Because the two species use their habitats in similar ways, the researchers expected them to come into conflict. When they’re left alone, green anoles perch on trees anywhere from ground level to the tree’s crown. But in spaces where green and brown anoles were already known to co-exist, the green anoles left the lower parts of the tree to the invaders, retreating to higher ground.

In May 1995, the researchers measured perch height for green anoles on six islands where they were the only lizards, save for the occasional nocturnal gecko. Then they created artificial invasions by releasing brown anoles onto three of them. As expected, the invaders drove the natives up into higher parts of the trees, and that was observable already by August of that year, just three months later. Each summer through 1998 the researchers returned to check up on their lizards, and the vertical divide held up. Green anoles stuck to the higher parts of the tree, and brown anoles perched closer to the ground.
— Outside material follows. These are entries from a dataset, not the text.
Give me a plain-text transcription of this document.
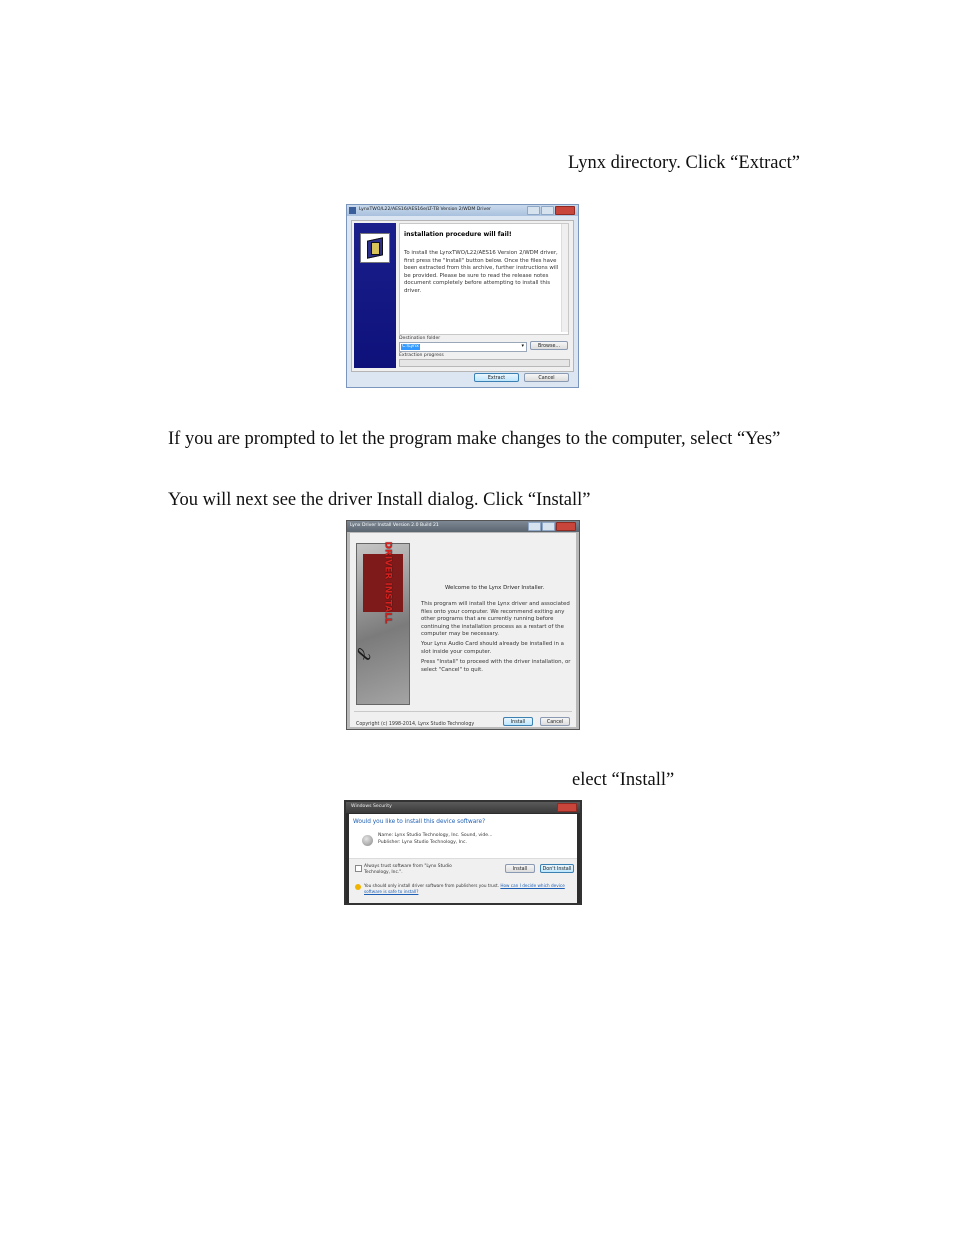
Lynx directory. Click “Extract”
If you are prompted to let the program make changes to the computer, select “Yes”
You will next see the driver Install dialog. Click “Install”
elect “Install”
LynxTWO/L22/AES16/AES16e/LT-TB Version 2/WDM Driver
installation procedure will fail!
To install the LynxTWO/L22/AES16 Version 2/WDM driver, first press the "Install" button below. Once the files have been extracted from this archive, further instructions will be provided. Please be sure to read the release notes document completely before attempting to install this driver.
Destination folder
C:\Lynx	▾	Browse...
Extraction progress
Extract	Cancel
Lynx Driver Install Version 2.0 Build 21
DRIVER INSTALL
ℓ
Welcome to the Lynx Driver Installer.
This program will install the Lynx driver and associated files onto your computer. We recommend exiting any other programs that are currently running before continuing the installation process as a restart of the computer may be necessary.
Your Lynx Audio Card should already be installed in a slot inside your computer.
Press "Install" to proceed with the driver installation, or select "Cancel" to quit.
Copyright (c) 1998-2014, Lynx Studio Technology	Install	Cancel
Windows Security
Would you like to install this device software?
Name: Lynx Studio Technology, Inc. Sound, vide...
Publisher: Lynx Studio Technology, Inc.
Always trust software from "Lynx Studio Technology, Inc.".
Install	Don't Install
You should only install driver software from publishers you trust. How can I decide which device software is safe to install?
Stuart returned to the islands in 2010. After confirming that the vertical divide had persisted all this time, he turned to the question of evolution. He suspected that the green anoles’ vertical shift would drive the evolution of larger toepads, and with more scales, compared with those from un-invaded islands. “Larger and better-developed toepads improve clinging ability,” he writes, “permitting anoles to better grasp unstable, narrow, and smooth arboreal perches.” And that’s exactly what they found.

In just twenty generations, A. carolinensis had evolved larger toepads with more scales, allowing it to better grasp the smooth tree trunks in the upper reaches of the trees in which it now lived.